Un film lourdement interdit aux moins de 18 ans en France
On peut sauver de l’ensemble quelques bonnes idées liées aux pratiques occultes, mais malheureusement les producteurs ont cherché à travestir ces traditions ancestrales par un fatras hétéroclite décevant et incohérent. C’est décidément bien dommage. Toutefois, la sentence fut particulièrement dure pour la Hammer car Une fille pour le diable fut la dernière production horrifique de la société, avant sa disparition au début des années 80.
En France, l’exploitation du film a été lourdement entravée par une interdiction aux moins de 18 ans (transformée de nos jours en 16 ans) dont on a du mal à comprendre la raison, tant le long-métrage laisse indifférent. Ils ne furent que 91 247 fans de la Hammer à s’assoupir dans les salles françaises, malgré la promesse de sensations fortes.
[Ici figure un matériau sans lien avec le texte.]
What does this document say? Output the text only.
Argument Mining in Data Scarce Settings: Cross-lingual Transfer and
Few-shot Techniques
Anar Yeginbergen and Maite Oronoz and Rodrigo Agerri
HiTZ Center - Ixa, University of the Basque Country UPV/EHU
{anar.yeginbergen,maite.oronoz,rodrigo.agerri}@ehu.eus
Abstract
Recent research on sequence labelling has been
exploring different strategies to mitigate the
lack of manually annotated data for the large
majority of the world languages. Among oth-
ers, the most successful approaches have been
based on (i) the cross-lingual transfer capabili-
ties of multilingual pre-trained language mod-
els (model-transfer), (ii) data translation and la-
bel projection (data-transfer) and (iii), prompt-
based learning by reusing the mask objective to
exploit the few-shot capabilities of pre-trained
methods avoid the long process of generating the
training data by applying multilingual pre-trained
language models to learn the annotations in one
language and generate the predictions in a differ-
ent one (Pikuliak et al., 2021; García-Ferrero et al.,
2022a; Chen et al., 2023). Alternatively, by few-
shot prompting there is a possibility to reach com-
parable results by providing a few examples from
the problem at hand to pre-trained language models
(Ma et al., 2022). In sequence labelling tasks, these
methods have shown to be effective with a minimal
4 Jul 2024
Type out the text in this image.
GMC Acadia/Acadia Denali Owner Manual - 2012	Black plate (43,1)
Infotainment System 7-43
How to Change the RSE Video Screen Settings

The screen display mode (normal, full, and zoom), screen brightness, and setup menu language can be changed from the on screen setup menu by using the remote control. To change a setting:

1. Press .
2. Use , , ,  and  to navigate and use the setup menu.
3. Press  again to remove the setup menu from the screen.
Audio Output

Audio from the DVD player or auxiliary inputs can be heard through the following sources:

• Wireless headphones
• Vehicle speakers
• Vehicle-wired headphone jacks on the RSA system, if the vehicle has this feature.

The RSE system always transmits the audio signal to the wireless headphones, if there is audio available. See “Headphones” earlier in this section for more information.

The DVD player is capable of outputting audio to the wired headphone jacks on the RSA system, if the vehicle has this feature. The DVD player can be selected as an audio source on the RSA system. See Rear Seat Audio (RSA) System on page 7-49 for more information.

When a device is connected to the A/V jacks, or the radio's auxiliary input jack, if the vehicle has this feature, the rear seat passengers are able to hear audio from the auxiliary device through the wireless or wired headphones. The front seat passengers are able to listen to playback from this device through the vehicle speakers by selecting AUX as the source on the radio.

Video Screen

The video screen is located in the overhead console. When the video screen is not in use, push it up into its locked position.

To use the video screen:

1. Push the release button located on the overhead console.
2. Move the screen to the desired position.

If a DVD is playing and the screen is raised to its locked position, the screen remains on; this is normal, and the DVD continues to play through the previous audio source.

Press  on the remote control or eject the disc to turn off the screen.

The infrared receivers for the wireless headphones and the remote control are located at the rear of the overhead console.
Par la suite, le film n’a été exploité qu’une seule fois en VHS chez l’éditeur Thorn Emi, puis en DVD par Studiocanal. On peut toutefois comprendre ce désintérêt envers une œuvre qui est surtout notable par le fait qu’elle signe l’arrêt de mort d’un studio devenu légendaire – si l’on excepte bien entendu sa remise en route des années 2000.